You get this ugly table:

     | _traj_~p   countG   groupAPP        occ     occ_pp       p    TotProb |
     |-----------------------------------------------------------------------|
  1. |        1      103   .9379318   43.57342   43.60432   .2575   .2573645 |
104. |        2      136   .9607258   47.48513   48.30997     .34   .3361462 |
240. |        3      161   .9935605   229.0413   225.2792   .4025   .4064893 |

The groupAPP are the average posterior probabilities – here you can see they are all quite high. occ is the odds of correct classification, and again they are all quite high. Update: Jeff Ward stated that I should be using the weighted posterior proportions for the OCC calculation, not the proportions based on the max. post. probability (that I should be using TotProb in the above table instead of p). So I have updated to include an additional column, occ_pp based on that suggestion. I will leave occ in though just to keep a paper trail of my mistake.

p is the proportion in each group based on the assignments for the maximum posterior probability, and the TotProb are the expected number based on the sums of the posterior probabilities. TotProb should be the same as in the Group Membership part at the bottom of the traj model. They are close (to 5 decimals), but not exactly the same (and I do not know why that is the case).

Next, to generate a plot of the individual trajectories, I want to reshape the data to long format. I use preserve in case I want to go back to wide format later and estimate more models. If you need to look to see how the reshape command works, type help reshape at the Stata prompt. (Ditto for help on all Stata commands.)

preserve
reshape long count_ t_, i(id)

To get the behavior I want in the plot, I use a scatter plot but have them connected via c(L). Then I create small multiples for each trajectory group using the by() option. Before that I slightly jitter the count data, so the lines are not always perfectly overlapped. I make the lines thin and grey — I would also use transparency but Stata graphs do not support this.

gen count_jit = count_ + ( 0.2*runiform()-0.1 )
graph twoway scatter count_jit t_, c(L) by(_traj_Group) msize(tiny) mcolor(gray) lwidth(vthin) lcolor(gray)

I’m too lazy at the moment to clean up the axis titles and such, but I think this plot of the individual trajectories should always be done. See Breaking Bad: Two Decades of Life-Course Data Analysis in Criminology, Developmental Psychology, and Beyond (Erosheva et al., 2014).

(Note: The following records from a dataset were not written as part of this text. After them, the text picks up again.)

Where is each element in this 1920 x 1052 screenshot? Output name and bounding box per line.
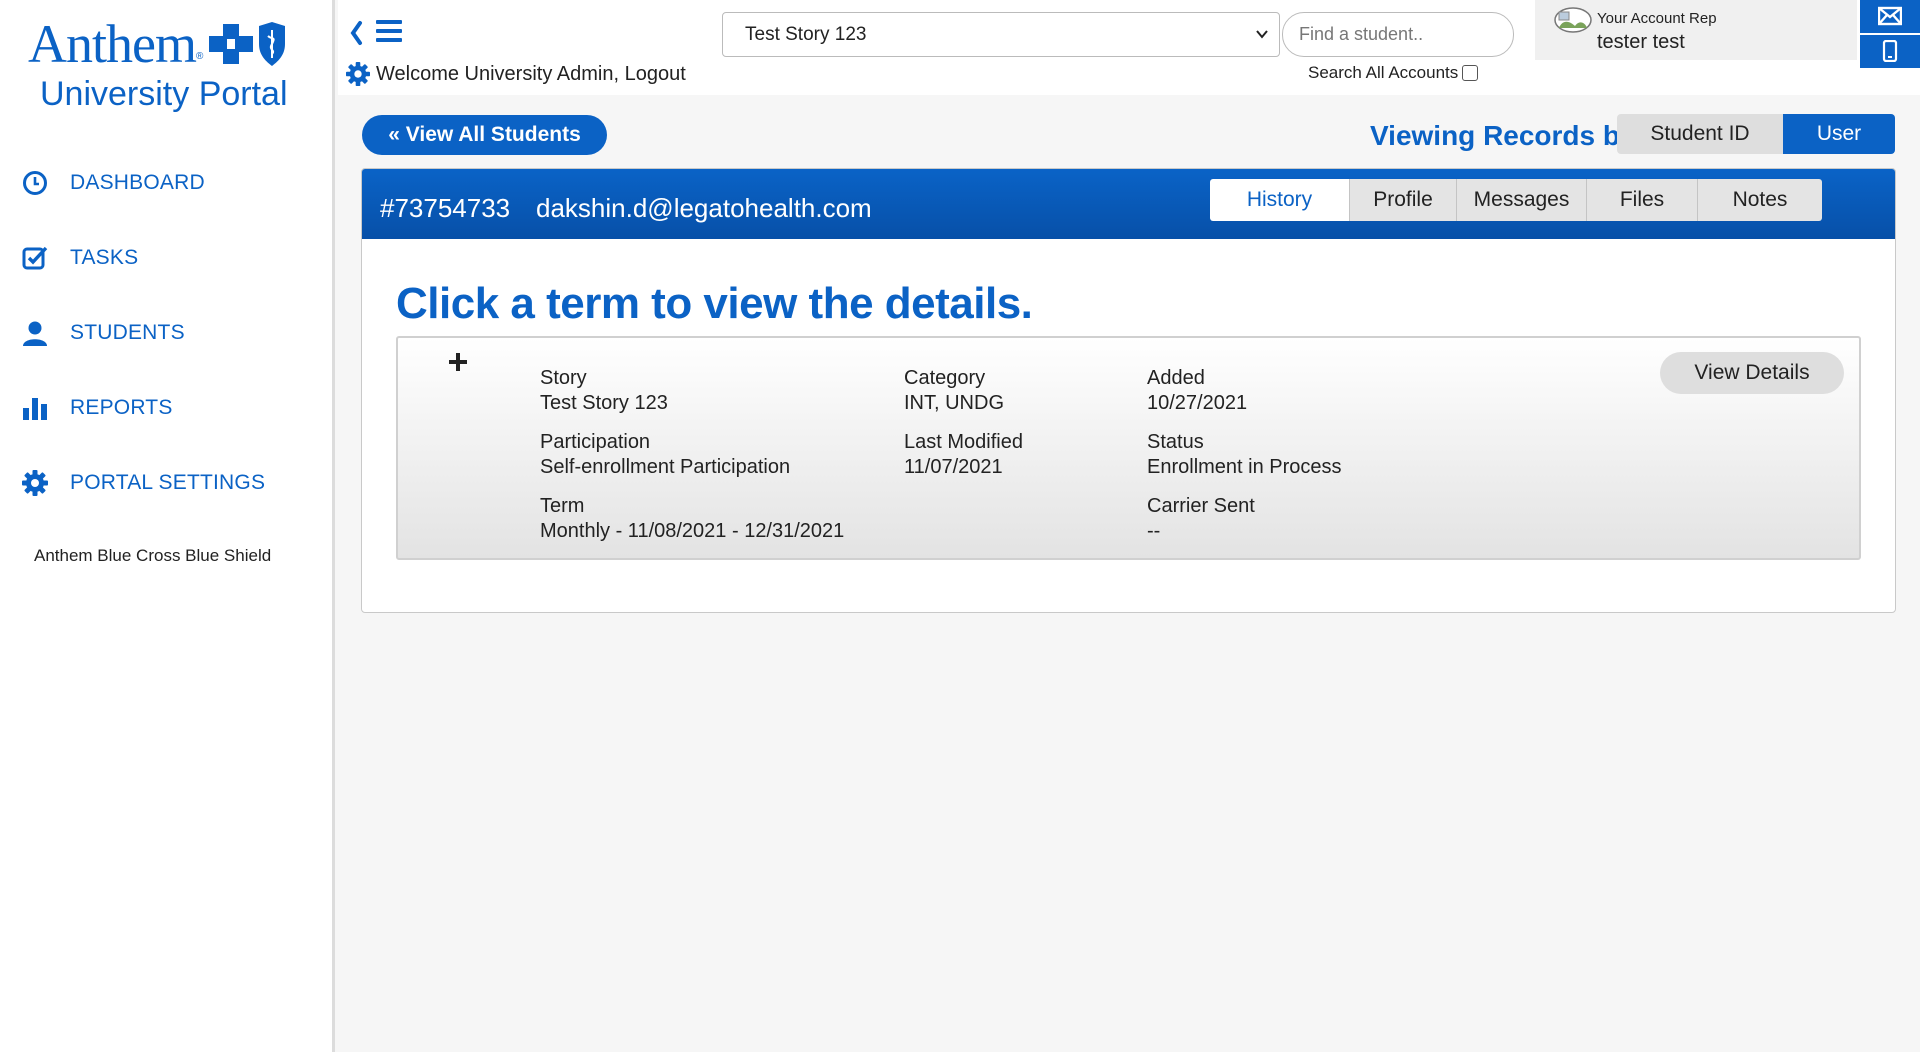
term-row[interactable]: Story Test Story 123 Category INT, UNDG … [396,336,1861,560]
view-details-button[interactable]: View Details [1660,352,1844,394]
field-value: Enrollment in Process [1147,456,1342,478]
sidebar-item-label: TASKS [70,245,139,269]
sidebar-item-label: STUDENTS [70,320,185,344]
find-student-input[interactable] [1282,12,1514,57]
view-all-students-button[interactable]: « View All Students [362,115,607,155]
phone-icon[interactable] [1882,40,1898,62]
sidebar-item-tasks[interactable]: TASKS [0,220,332,295]
brand-logo[interactable]: Anthem ® University Portal [28,14,318,114]
field-value: 10/27/2021 [1147,392,1248,414]
logo-wordmark: Anthem [28,14,197,74]
toggle-student-id[interactable]: Student ID [1617,114,1783,154]
field-term: Term Monthly - 11/08/2021 - 12/31/2021 [540,494,844,544]
field-label: Participation [540,431,651,453]
settings-gear-icon[interactable] [346,62,370,86]
gear-icon [22,469,48,496]
checkbox-icon [22,246,48,269]
field-participation: Participation Self-enrollment Participat… [540,430,790,480]
account-rep-avatar [1554,7,1592,33]
sidebar-item-reports[interactable]: REPORTS [0,370,332,445]
field-carrier-sent: Carrier Sent -- [1147,494,1255,544]
tab-notes[interactable]: Notes [1698,179,1822,221]
blue-shield-icon [259,22,286,66]
field-value: Test Story 123 [540,392,668,414]
tab-files[interactable]: Files [1587,179,1698,221]
blue-cross-icon [209,24,254,64]
welcome-message[interactable]: Welcome University Admin, Logout [346,62,686,86]
search-all-checkbox[interactable] [1462,65,1479,81]
sidebar-item-students[interactable]: STUDENTS [0,295,332,370]
history-heading: Click a term to view the details. [396,279,1033,328]
account-rep-name: tester test [1597,31,1685,53]
sidebar: Anthem ® University Portal DASHBOARD TAS… [0,0,335,1052]
field-category: Category INT, UNDG [904,366,1004,416]
sidebar-nav: DASHBOARD TASKS STUDENTS REPORTS PORTAL … [0,145,332,520]
welcome-text[interactable]: Welcome University Admin, Logout [376,63,686,86]
field-label: Carrier Sent [1147,495,1255,517]
portal-subtitle: University Portal [40,75,288,113]
sidebar-item-dashboard[interactable]: DASHBOARD [0,145,332,220]
field-last-modified: Last Modified 11/07/2021 [904,430,1023,480]
user-icon [23,321,47,346]
story-select[interactable]: Test Story 123 [722,12,1280,57]
top-bar: Welcome University Admin, Logout Test St… [338,0,1920,95]
field-story: Story Test Story 123 [540,366,668,416]
field-value: 11/07/2021 [904,456,1003,478]
story-select-value: Test Story 123 [745,23,867,45]
field-status: Status Enrollment in Process [1147,430,1342,480]
field-label: Added [1147,367,1205,389]
account-rep-box: Your Account Rep tester test [1535,0,1857,60]
student-record-card: #73754733 dakshin.d@legatohealth.com His… [361,168,1896,613]
toggle-user[interactable]: User [1783,114,1895,154]
sidebar-item-portal-settings[interactable]: PORTAL SETTINGS [0,445,332,520]
field-label: Story [540,367,587,389]
expand-plus-icon[interactable] [448,352,468,372]
student-email: dakshin.d@legatohealth.com [536,193,872,223]
chevron-down-icon [1256,30,1268,39]
student-header: #73754733 dakshin.d@legatohealth.com His… [362,169,1895,239]
sidebar-item-label: DASHBOARD [70,170,205,194]
chevron-left-icon[interactable] [348,18,364,48]
organization-name: Anthem Blue Cross Blue Shield [34,546,272,565]
clock-icon [23,170,47,195]
student-id: #73754733 [380,193,511,223]
field-label: Term [540,495,585,517]
field-value: Monthly - 11/08/2021 - 12/31/2021 [540,520,845,542]
field-value: -- [1147,520,1161,542]
viewing-records-toggle: Student ID User [1617,114,1895,154]
sidebar-item-label: REPORTS [70,395,173,419]
mail-icon[interactable] [1878,6,1902,26]
field-label: Status [1147,431,1204,453]
hamburger-menu-icon[interactable] [376,20,402,46]
viewing-records-label: Viewing Records by: [1370,120,1645,151]
registered-mark: ® [195,51,204,62]
contact-divider [1860,33,1920,35]
search-all-accounts[interactable]: Search All Accounts [1308,63,1479,83]
record-tabs: History Profile Messages Files Notes [1210,179,1822,221]
field-added: Added 10/27/2021 [1147,366,1247,416]
account-rep-title: Your Account Rep [1597,10,1717,27]
search-all-label: Search All Accounts [1308,63,1459,82]
contact-rep-panel [1860,0,1920,68]
tab-history[interactable]: History [1210,179,1350,221]
field-label: Category [904,367,986,389]
bar-chart-icon [23,397,47,420]
sidebar-item-label: PORTAL SETTINGS [70,470,266,494]
field-value: INT, UNDG [904,392,1004,414]
tab-messages[interactable]: Messages [1457,179,1587,221]
field-value: Self-enrollment Participation [540,456,791,478]
tab-profile[interactable]: Profile [1350,179,1457,221]
field-label: Last Modified [904,431,1023,453]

While this fit looks good, this is not the correct number of groups given how I simulated the data. I will give those trying to find the right answer a few hints; none of the groups have a higher polynomial than 2, and there is a constant zero inflation for the entire sample, so iorder(0) will be the correct specification for the zero inflation part. If you take a stab at it let me know, I will fill you in on how I generated the simulation.